Spark 2.4+, the problem should be fixed, see @Rahul's comment below this answer.
Spark 2.1-2.3, the minPartitions argument of binaryFiles() is ignored. See Spark-16575 and the commit changes to function setMinPartitions(). Notice in the commit changes how minPartitions isn't used anymore in the function!
If you are reading multiple binary files with binaryFiles(), the input files will be coalesced into partitions based on the following:
spark.files.maxPartitionBytes, default 128 MB
spark.files.openCostInBytes, default 4 MB
spark.default.parallelism
- the total size of your input
The first three config items are described here. See the commit change above to see the actual calculation.

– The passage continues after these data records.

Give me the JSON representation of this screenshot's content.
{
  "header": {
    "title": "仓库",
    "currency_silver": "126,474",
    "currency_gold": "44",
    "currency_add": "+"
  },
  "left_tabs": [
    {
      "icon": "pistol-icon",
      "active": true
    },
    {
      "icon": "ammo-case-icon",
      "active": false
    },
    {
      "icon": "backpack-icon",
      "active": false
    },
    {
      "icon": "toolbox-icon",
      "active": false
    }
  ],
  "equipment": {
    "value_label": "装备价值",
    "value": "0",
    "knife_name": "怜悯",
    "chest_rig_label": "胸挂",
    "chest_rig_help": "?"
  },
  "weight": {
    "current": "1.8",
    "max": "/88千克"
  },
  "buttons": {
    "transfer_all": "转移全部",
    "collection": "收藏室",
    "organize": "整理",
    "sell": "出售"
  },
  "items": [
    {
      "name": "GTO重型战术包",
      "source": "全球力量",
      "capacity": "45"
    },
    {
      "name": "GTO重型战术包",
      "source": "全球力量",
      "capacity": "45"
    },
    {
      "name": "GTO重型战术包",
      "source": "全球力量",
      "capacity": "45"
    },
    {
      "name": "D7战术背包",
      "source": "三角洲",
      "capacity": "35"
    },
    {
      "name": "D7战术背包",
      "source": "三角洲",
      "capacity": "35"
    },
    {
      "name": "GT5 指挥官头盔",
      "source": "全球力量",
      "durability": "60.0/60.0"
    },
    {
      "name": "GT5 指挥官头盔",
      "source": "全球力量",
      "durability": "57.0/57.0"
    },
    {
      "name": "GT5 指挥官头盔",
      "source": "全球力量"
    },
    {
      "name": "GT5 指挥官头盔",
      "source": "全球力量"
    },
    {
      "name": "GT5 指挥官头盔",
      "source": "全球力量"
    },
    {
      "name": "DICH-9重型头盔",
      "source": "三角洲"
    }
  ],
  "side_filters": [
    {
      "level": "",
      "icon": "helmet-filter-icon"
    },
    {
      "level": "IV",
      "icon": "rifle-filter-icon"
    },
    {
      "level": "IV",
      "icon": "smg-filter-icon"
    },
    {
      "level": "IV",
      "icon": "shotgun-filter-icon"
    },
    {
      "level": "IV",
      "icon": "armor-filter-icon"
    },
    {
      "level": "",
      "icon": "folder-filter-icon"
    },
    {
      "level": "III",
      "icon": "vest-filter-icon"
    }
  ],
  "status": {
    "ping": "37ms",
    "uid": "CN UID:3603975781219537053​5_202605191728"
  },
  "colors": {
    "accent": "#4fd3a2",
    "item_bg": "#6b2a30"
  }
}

I had a scenario where I wanted a max of 40 MB per input partition, hence 40 MB per task... to increase parallelism while parsing. (Spark was putting 128 MB into each partition, slowing down my app.) I set spark.files.maxPartitionBytes to 40 M before calling binaryFiles():
spark = SparkSession \
.builder \
.config("spark.files.maxPartitionBytes", 40*1024*1024)

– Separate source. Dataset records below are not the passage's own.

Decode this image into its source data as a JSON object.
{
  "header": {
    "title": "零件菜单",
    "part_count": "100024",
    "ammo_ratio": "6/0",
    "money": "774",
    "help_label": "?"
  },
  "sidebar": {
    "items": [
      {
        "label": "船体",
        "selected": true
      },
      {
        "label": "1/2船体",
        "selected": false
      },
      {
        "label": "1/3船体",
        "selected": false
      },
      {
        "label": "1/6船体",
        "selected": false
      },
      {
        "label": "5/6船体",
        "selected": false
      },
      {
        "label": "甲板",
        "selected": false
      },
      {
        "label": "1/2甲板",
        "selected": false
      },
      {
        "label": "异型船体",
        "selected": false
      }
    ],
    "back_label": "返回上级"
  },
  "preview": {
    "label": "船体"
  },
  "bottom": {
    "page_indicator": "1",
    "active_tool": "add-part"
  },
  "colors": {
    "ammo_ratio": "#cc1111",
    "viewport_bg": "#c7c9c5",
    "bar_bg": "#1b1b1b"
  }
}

For only one input file, @user9864979's answer is correct: a single file cannot be split into multiple partitions using just binaryFiles().
When reading multiple files with Spark 1.6, the minPartitions argument does work, and you have to use it. If you don't, you'll experience the Spark-16575 problem: all of your input files will be read into only two partitions!

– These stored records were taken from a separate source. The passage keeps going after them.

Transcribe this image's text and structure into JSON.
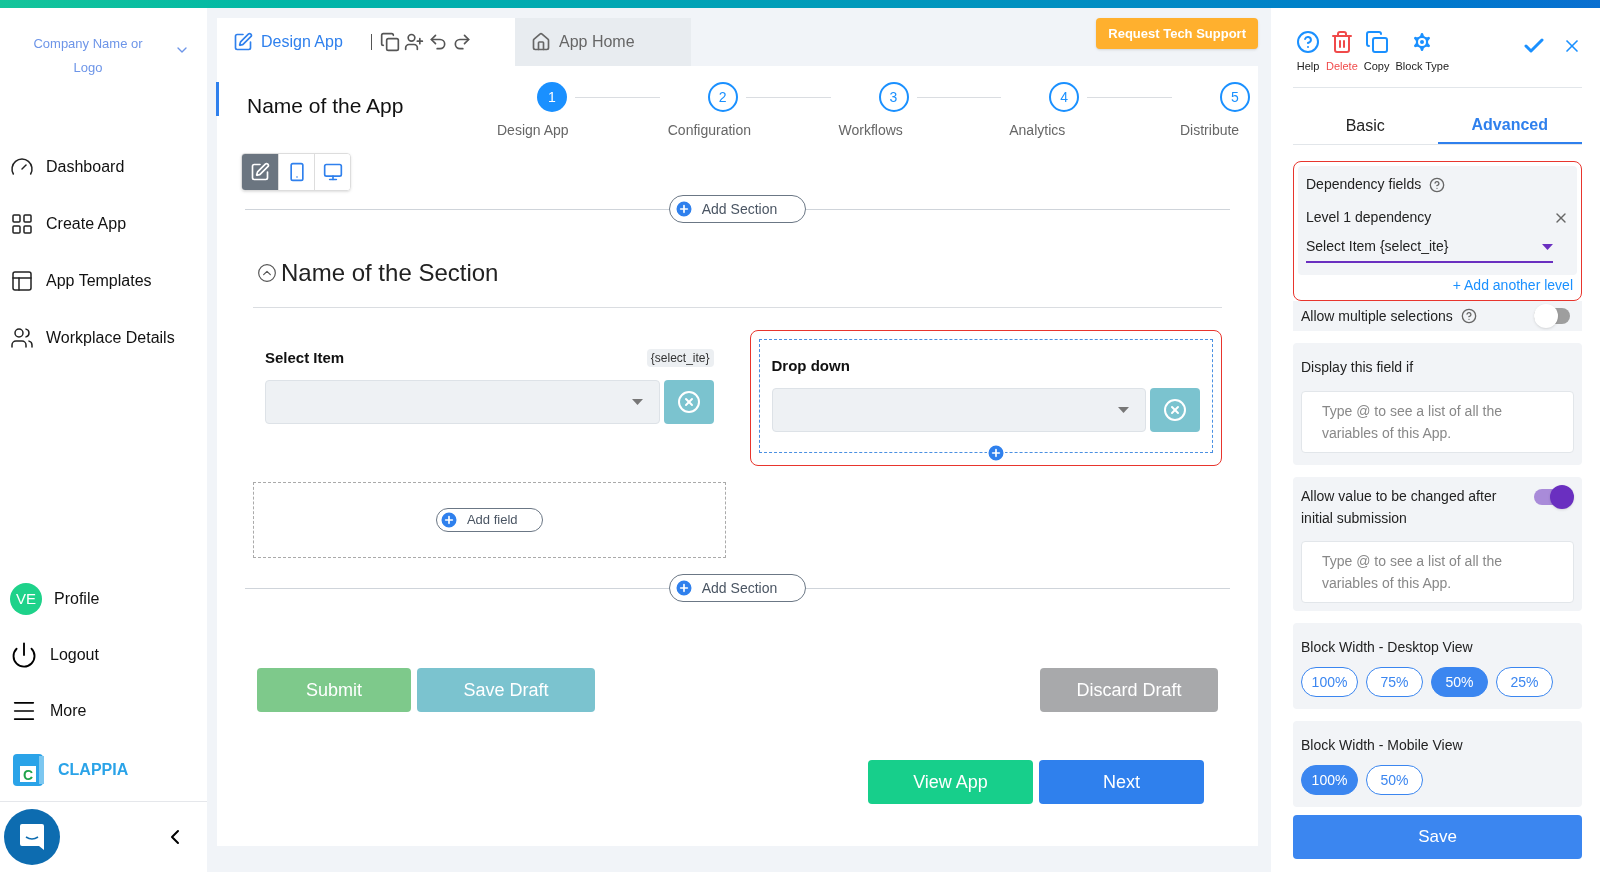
{
  "company": {
    "name": "Company Name or Logo"
  },
  "nav": [
    {
      "label": "Dashboard",
      "kind": "dashboard"
    },
    {
      "label": "Create App",
      "kind": "create"
    },
    {
      "label": "App Templates",
      "kind": "templates"
    },
    {
      "label": "Workplace Details",
      "kind": "workplace"
    }
  ],
  "bottom_nav": [
    {
      "label": "Profile",
      "kind": "avatar",
      "initials": "VE"
    },
    {
      "label": "Logout",
      "kind": "logout"
    },
    {
      "label": "More",
      "kind": "more"
    }
  ],
  "brand": {
    "name": "CLAPPIA",
    "logo_letter": "C"
  },
  "tabs": [
    {
      "label": "Design App",
      "selected": true
    },
    {
      "label": "App Home",
      "selected": false
    }
  ],
  "support_button": "Request Tech Support",
  "app_name": "Name of the App",
  "steps": [
    {
      "number": "1",
      "label": "Design App",
      "selected": true
    },
    {
      "number": "2",
      "label": "Configuration",
      "selected": false
    },
    {
      "number": "3",
      "label": "Workflows",
      "selected": false
    },
    {
      "number": "4",
      "label": "Analytics",
      "selected": false
    },
    {
      "number": "5",
      "label": "Distribute",
      "selected": false
    }
  ],
  "view_modes": [
    {
      "kind": "edit",
      "selected": true
    },
    {
      "kind": "mobile",
      "selected": false
    },
    {
      "kind": "desktop",
      "selected": false
    }
  ],
  "add_section_buttons": [
    "Add Section",
    "Add Section"
  ],
  "section": {
    "title": "Name of the Section"
  },
  "fields": [
    {
      "label": "Select Item",
      "variable": "{select_ite}",
      "highlighted": false
    },
    {
      "label": "Drop down",
      "highlighted": true
    }
  ],
  "add_field": "Add field",
  "form_buttons": [
    {
      "label": "Submit",
      "kind": "submit"
    },
    {
      "label": "Save Draft",
      "kind": "draft"
    },
    {
      "label": "Discard Draft",
      "kind": "discard"
    }
  ],
  "footer_buttons": [
    {
      "label": "View App",
      "kind": "view"
    },
    {
      "label": "Next",
      "kind": "next"
    }
  ],
  "panel": {
    "actions": [
      {
        "label": "Help",
        "kind": "help"
      },
      {
        "label": "Delete",
        "kind": "delete"
      },
      {
        "label": "Copy",
        "kind": "copy"
      },
      {
        "label": "Block Type",
        "kind": "type"
      }
    ],
    "tabs": [
      {
        "label": "Basic",
        "selected": false
      },
      {
        "label": "Advanced",
        "selected": true
      }
    ],
    "dependency": {
      "title": "Dependency fields",
      "level_label": "Level 1 dependency",
      "value": "Select Item {select_ite}",
      "add_level": "+ Add another level"
    },
    "multiple": {
      "label": "Allow multiple selections",
      "on": false
    },
    "display_if": {
      "label": "Display this field if",
      "placeholder": "Type @ to see a list of all the variables of this App."
    },
    "change_after": {
      "label": "Allow value to be changed after initial submission",
      "on": true,
      "placeholder": "Type @ to see a list of all the variables of this App."
    },
    "widths": [
      {
        "title": "Block Width - Desktop View",
        "options": [
          {
            "label": "100%",
            "selected": false
          },
          {
            "label": "75%",
            "selected": false
          },
          {
            "label": "50%",
            "selected": true
          },
          {
            "label": "25%",
            "selected": false
          }
        ]
      },
      {
        "title": "Block Width - Mobile View",
        "options": [
          {
            "label": "100%",
            "selected": true
          },
          {
            "label": "50%",
            "selected": false
          }
        ]
      }
    ],
    "save": "Save"
  }
}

You will find that Spark will normally give you fewer input partitions than you request. I had a scenario where I wanted one input partition for every two input binary files. I found that setting minPartitions to "the # of input files * 7 / 10" gave me roughly what I wanted.
I had another scenario where I wanted one input partition for each input file. I found that setting minPartitions to "the # of input files * 2" gave me what I wanted.
Spark 1.5 behavior of binaryFiles(): you get one partition for each input file.